La bibliothèque libre.
Cette page n’a pas encore été corrigée

Dans de superbes autodafés
On brûlait d’affreux hérétiques[1]

« Oh ! ce n’est pas ainsi qu’il a promis de revenir, à la fin des temps, dans toute sa gloire céleste, subitement, « tel un éclair qui brille de l’Orient à l’Occident[2] ». Non, il a voulu visiter ses enfants, au lieu où crépitaient précisément les bûchers des hérétiques. Dans sa miséricorde infinie, il revient parmi les hommes sous la forme qu’il avait durant les trois ans de sa vie publique. Le voici qui descend vers les rues brûlantes de la ville méridionale, où justement, la veille, en présence du roi, des courtisans, des chevaliers, des cardinaux et des plus charmantes dames de la cour, le grand inquisiteur a fait brûler une centaine d’hérétiques ad majorem Dei gloriam. Il est apparu doucement, sans se faire remarquer, et — chose étrange — tous le reconnaissent. Ce serait un des plus beaux passages de mon poème que d’en expliquer la raison. Attiré par une force irrésistible, le peuple se presse sur son passage et s’attache à ses pas. Silencieux, il passe au milieu de la foule avec un sourire d’infinie compassion. Son cœur est embrasé d’amour, ses yeux dégagent la Lumière, la Science, la Force, qui rayonnent et éveillent l’amour dans les cœurs, Il leur tend les bras, Il les bénit, une vertu salutaire émane de son contact et même de ses vêtements. Un vieillard, aveugle depuis son enfance, s’écrie dans la foule : « Seigneur, guéris-moi, et je te verrai. » Une écaille tombe de ses yeux et l’aveugle voit. Le peuple verse des larmes de joie et baise la terre sur ses pas. Les enfants jettent des fleurs sur son passage ; on chante, on crie : « Hosanna ! » C’est lui, ce doit être Lui, s’écrie-t-on, ce ne peut être que Lui ! Il s’arrête sur le parvis de la cathédrale de Séville au moment où l’on apporte un petit cercueil blanc où repose une enfant de sept ans, la fille unique d’un notable. La morte est couverte de fleurs. « Il ressuscitera ton enfant », crie-t-on dans la foule à la mère en larmes.

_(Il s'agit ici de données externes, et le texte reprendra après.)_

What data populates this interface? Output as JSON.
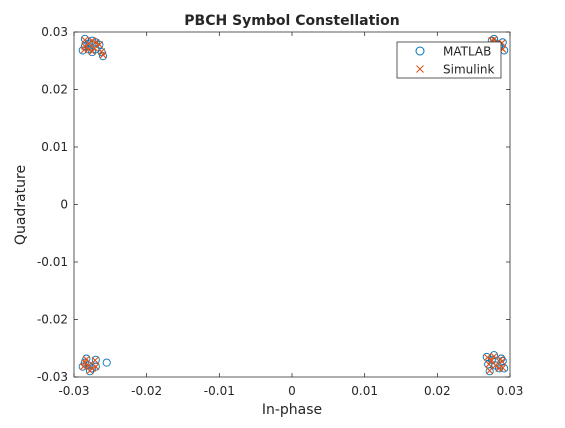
{
  "chart_data": {
    "type": "scatter",
    "title": "PBCH Symbol Constellation",
    "xlabel": "In-phase",
    "ylabel": "Quadrature",
    "xlim": [
      -0.03,
      0.03
    ],
    "ylim": [
      -0.03,
      0.03
    ],
    "xticks": [
      -0.03,
      -0.02,
      -0.01,
      0,
      0.01,
      0.02,
      0.03
    ],
    "xtick_labels": [
      "-0.03",
      "-0.02",
      "-0.01",
      "0",
      "0.01",
      "0.02",
      "0.03"
    ],
    "yticks": [
      -0.03,
      -0.02,
      -0.01,
      0,
      0.01,
      0.02,
      0.03
    ],
    "ytick_labels": [
      "-0.03",
      "-0.02",
      "-0.01",
      "0",
      "0.01",
      "0.02",
      "0.03"
    ],
    "grid": false,
    "legend_position": "top-right",
    "series": [
      {
        "name": "MATLAB",
        "marker": "circle",
        "color": "#0072BD",
        "points": [
          [
            -0.028,
            0.028
          ],
          [
            -0.0275,
            0.0285
          ],
          [
            -0.0285,
            0.0275
          ],
          [
            -0.027,
            0.027
          ],
          [
            -0.028,
            0.027
          ],
          [
            -0.027,
            0.0282
          ],
          [
            -0.0265,
            0.0278
          ],
          [
            -0.0285,
            0.0288
          ],
          [
            -0.026,
            0.0258
          ],
          [
            -0.0262,
            0.0265
          ],
          [
            -0.0288,
            0.0268
          ],
          [
            -0.0275,
            0.0265
          ],
          [
            0.028,
            0.028
          ],
          [
            0.0275,
            0.0285
          ],
          [
            0.0285,
            0.0275
          ],
          [
            0.027,
            0.0272
          ],
          [
            0.029,
            0.0282
          ],
          [
            0.0282,
            0.027
          ],
          [
            0.0278,
            0.0288
          ],
          [
            0.0292,
            0.0268
          ],
          [
            -0.028,
            -0.028
          ],
          [
            -0.0285,
            -0.0275
          ],
          [
            -0.0275,
            -0.0285
          ],
          [
            -0.027,
            -0.027
          ],
          [
            -0.0283,
            -0.0268
          ],
          [
            -0.027,
            -0.0282
          ],
          [
            -0.0278,
            -0.029
          ],
          [
            -0.0288,
            -0.0282
          ],
          [
            -0.0255,
            -0.0275
          ],
          [
            0.028,
            -0.028
          ],
          [
            0.0275,
            -0.027
          ],
          [
            0.0285,
            -0.0285
          ],
          [
            0.027,
            -0.0278
          ],
          [
            0.029,
            -0.0272
          ],
          [
            0.0278,
            -0.0262
          ],
          [
            0.0272,
            -0.029
          ],
          [
            0.0288,
            -0.0268
          ],
          [
            0.0292,
            -0.0285
          ],
          [
            0.0268,
            -0.0265
          ]
        ]
      },
      {
        "name": "Simulink",
        "marker": "x",
        "color": "#D95319",
        "points": [
          [
            -0.028,
            0.028
          ],
          [
            -0.0275,
            0.0285
          ],
          [
            -0.0285,
            0.0275
          ],
          [
            -0.0272,
            0.0272
          ],
          [
            -0.028,
            0.027
          ],
          [
            -0.027,
            0.0282
          ],
          [
            -0.0265,
            0.0278
          ],
          [
            -0.0285,
            0.0286
          ],
          [
            -0.026,
            0.026
          ],
          [
            -0.0262,
            0.0266
          ],
          [
            -0.0286,
            0.0269
          ],
          [
            -0.0275,
            0.0266
          ],
          [
            0.028,
            0.028
          ],
          [
            0.0275,
            0.0285
          ],
          [
            0.0285,
            0.0275
          ],
          [
            0.0271,
            0.0273
          ],
          [
            0.0289,
            0.0281
          ],
          [
            0.0282,
            0.0271
          ],
          [
            0.0278,
            0.0287
          ],
          [
            0.029,
            0.027
          ],
          [
            -0.028,
            -0.028
          ],
          [
            -0.0285,
            -0.0275
          ],
          [
            -0.0275,
            -0.0285
          ],
          [
            -0.0271,
            -0.0271
          ],
          [
            -0.0283,
            -0.0269
          ],
          [
            -0.027,
            -0.0282
          ],
          [
            -0.0278,
            -0.0289
          ],
          [
            -0.0287,
            -0.0282
          ],
          [
            0.028,
            -0.028
          ],
          [
            0.0275,
            -0.0271
          ],
          [
            0.0285,
            -0.0285
          ],
          [
            0.0271,
            -0.0278
          ],
          [
            0.0289,
            -0.0273
          ],
          [
            0.0278,
            -0.0264
          ],
          [
            0.0272,
            -0.0289
          ],
          [
            0.0287,
            -0.0269
          ],
          [
            0.029,
            -0.0284
          ],
          [
            0.0269,
            -0.0266
          ]
        ]
      }
    ]
  }
}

L’ecclésiastique venu au-devant du cercueil regarde d’un air perplexe et fronce le sourcil. Soudain un cri retentit, la mère se jette à ses pieds : « Si c’est Toi, ressuscite mon enfant ! » et elle lui tend les bras. Le cortège s’arrête, on dépose le cercueil sur les dalles. Il le contemple avec pitié, sa bouche profère doucement une fois encore : «

  1. Poléjaïev, Coriolan, ch. I, st.4.
  2. Matthieu, XXIV, 27.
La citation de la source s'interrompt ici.